How long were you in business before you started to see real growth? What do you attribute that to?  I started Bella Bag at 23. I didn’t sell that car until I was 26. That’s three years before I did something radical that sent a message to myself that said, “Hey girl, I’m ready now. I’m committed to this.”  It was at the same time that I had decided not to go to an international MBA program. I’m not sure why at that moment – maybe it was an age thing, maybe I was tired of being on the fence, but it was at 26 that I knew for sure that I was not going to be happy with anything less than a 100% effort at a successful business and that I was willing to make sacrifices for it, especially sacrifices around what I had previously thought my future ”should” look like.
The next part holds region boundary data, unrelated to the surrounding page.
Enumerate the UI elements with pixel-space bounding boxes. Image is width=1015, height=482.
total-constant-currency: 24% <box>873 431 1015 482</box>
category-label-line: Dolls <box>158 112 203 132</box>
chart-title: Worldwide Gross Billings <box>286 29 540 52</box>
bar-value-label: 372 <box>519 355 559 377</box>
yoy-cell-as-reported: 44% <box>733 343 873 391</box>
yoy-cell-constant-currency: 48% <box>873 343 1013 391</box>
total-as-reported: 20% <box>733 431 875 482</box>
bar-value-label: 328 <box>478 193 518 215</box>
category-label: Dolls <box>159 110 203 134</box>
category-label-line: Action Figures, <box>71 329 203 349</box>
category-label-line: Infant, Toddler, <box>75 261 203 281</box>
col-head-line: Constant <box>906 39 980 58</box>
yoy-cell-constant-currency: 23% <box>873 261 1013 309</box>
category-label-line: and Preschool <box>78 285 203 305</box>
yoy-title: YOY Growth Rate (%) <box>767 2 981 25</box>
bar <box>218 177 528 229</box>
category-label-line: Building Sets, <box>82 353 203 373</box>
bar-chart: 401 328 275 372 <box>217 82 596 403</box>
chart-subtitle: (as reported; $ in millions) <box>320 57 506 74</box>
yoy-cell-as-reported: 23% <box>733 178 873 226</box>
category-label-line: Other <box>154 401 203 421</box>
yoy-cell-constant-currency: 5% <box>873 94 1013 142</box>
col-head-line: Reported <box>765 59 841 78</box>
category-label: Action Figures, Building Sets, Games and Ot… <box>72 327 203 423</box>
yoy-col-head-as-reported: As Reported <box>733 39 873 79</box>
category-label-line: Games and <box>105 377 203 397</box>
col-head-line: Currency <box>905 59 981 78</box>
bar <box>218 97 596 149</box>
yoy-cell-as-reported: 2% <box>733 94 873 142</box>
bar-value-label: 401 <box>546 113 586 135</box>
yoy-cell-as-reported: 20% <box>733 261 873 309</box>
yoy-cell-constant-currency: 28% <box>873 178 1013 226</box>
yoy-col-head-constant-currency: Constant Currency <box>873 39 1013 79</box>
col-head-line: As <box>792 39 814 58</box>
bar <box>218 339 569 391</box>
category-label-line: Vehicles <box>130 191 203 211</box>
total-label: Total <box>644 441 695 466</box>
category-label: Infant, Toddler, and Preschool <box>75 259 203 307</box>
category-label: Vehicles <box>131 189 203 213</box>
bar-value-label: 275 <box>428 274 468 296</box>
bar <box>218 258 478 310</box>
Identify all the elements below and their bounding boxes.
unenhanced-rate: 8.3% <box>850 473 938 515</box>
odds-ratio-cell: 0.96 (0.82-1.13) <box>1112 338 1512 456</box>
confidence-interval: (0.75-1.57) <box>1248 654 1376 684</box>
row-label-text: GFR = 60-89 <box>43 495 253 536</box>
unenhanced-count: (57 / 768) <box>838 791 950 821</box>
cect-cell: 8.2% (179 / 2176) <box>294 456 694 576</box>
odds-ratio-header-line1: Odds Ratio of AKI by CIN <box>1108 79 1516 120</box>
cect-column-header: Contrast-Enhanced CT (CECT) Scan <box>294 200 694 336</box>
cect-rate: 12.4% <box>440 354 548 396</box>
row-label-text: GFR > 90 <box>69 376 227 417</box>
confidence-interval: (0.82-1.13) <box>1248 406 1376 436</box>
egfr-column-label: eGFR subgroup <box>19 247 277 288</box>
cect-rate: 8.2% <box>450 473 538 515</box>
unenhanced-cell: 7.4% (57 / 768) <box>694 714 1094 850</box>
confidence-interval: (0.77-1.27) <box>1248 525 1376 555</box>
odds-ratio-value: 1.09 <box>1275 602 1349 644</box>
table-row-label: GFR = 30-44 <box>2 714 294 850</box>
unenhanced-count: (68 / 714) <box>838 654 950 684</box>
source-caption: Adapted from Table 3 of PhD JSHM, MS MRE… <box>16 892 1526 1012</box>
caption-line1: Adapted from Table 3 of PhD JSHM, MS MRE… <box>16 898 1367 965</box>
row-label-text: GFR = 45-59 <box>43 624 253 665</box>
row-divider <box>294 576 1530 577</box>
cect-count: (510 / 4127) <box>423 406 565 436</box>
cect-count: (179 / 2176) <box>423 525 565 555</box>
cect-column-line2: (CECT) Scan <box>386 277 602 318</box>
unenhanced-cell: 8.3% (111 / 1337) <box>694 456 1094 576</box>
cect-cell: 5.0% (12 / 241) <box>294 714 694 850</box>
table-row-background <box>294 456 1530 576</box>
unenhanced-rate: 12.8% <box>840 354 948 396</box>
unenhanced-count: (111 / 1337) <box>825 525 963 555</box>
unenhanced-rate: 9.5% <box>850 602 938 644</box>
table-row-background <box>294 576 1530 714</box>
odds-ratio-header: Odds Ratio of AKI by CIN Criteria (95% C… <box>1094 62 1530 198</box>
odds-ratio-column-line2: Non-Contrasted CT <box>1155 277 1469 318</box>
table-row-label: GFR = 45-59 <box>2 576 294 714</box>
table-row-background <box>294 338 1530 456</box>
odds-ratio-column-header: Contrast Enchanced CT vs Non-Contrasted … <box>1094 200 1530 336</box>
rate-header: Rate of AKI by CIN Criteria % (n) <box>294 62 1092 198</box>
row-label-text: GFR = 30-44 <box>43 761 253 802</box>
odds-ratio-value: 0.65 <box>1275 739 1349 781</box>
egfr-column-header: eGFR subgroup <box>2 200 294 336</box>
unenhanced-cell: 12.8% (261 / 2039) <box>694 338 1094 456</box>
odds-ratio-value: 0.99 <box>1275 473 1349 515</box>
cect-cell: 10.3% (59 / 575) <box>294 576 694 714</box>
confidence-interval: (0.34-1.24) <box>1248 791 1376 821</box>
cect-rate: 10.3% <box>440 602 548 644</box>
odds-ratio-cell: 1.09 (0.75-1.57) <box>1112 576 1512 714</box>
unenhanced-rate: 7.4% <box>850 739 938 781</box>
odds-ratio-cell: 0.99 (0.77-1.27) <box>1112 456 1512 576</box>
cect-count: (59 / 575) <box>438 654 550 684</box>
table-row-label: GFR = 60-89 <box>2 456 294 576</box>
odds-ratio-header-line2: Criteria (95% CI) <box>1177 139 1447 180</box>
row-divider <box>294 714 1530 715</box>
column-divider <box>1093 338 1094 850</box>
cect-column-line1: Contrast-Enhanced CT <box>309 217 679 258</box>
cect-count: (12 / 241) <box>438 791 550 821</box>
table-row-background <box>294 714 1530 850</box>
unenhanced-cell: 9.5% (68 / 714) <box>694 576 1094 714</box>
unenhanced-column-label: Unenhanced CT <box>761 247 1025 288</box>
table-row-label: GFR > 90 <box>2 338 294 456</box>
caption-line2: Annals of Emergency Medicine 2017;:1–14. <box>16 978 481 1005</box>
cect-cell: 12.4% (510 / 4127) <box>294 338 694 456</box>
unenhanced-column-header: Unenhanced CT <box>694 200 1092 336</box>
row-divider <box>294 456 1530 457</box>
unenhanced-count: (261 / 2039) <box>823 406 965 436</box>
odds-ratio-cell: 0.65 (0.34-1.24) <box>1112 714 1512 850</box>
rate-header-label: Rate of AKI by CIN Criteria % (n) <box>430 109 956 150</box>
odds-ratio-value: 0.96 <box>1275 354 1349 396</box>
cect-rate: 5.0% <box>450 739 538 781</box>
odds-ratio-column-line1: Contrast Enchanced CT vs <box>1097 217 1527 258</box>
Tell us about a time when you thought you should throw in the towel. What kept you going?  In 2012, I had just opened my first Bella Bag showroom in Atlanta. A retail presence was not my initial plan for my business, because I thought the entire thing would be ecommerce. But as I listened to my customers and heard their feedback, I began to understand that women truly craved a traditional shopping experience. They wanted to touch and feel the handbags, to ooooh and aaaahh over them on Saturday afternoons with their friends, so I opened the store in Atlanta. One morning, I received a call at 7am from my store manager, who had shown up to work to find no front door on the store. The glass was smashed, the shelving was ripped out, and the inventory was gone. I had always known that being burglarized was a possibility in retail. But when it happens to you, it is chilling. I truly contemplated quitting. But the fact that my team and I kept going has been one of our greatest learning tools and survival stories. And because I was almost nine months pregnant at the time, my thoughts were of being strong for my child and having a story of strength and not defeat to pass along to her.

What three factors have most contributed to your success in business and in life? Creativity, hard work, and being incredibly picky at all times – even when others told me it was too much.

If you could have a one-on-one meeting with any woman, who would it be and why? What’s the first thing you would you ask her?  I would want to meet Linda Fargo from Bergdorf Goodman. She’s wonderful to me. She embodies exactly what I look to bring to my day – complete focus, a discerning eye, and a kind spirit. She seems to be intent on bringing her point of view to the forefront, but with an appropriate humility. I’d ask her where she sees vintage fitting in with Bergdorf’s strategy, and how my business could be a friend and advocate of hers.

What would your advice to your younger self be?  Be confident in yourself. Everything you desire is within your ability and reach.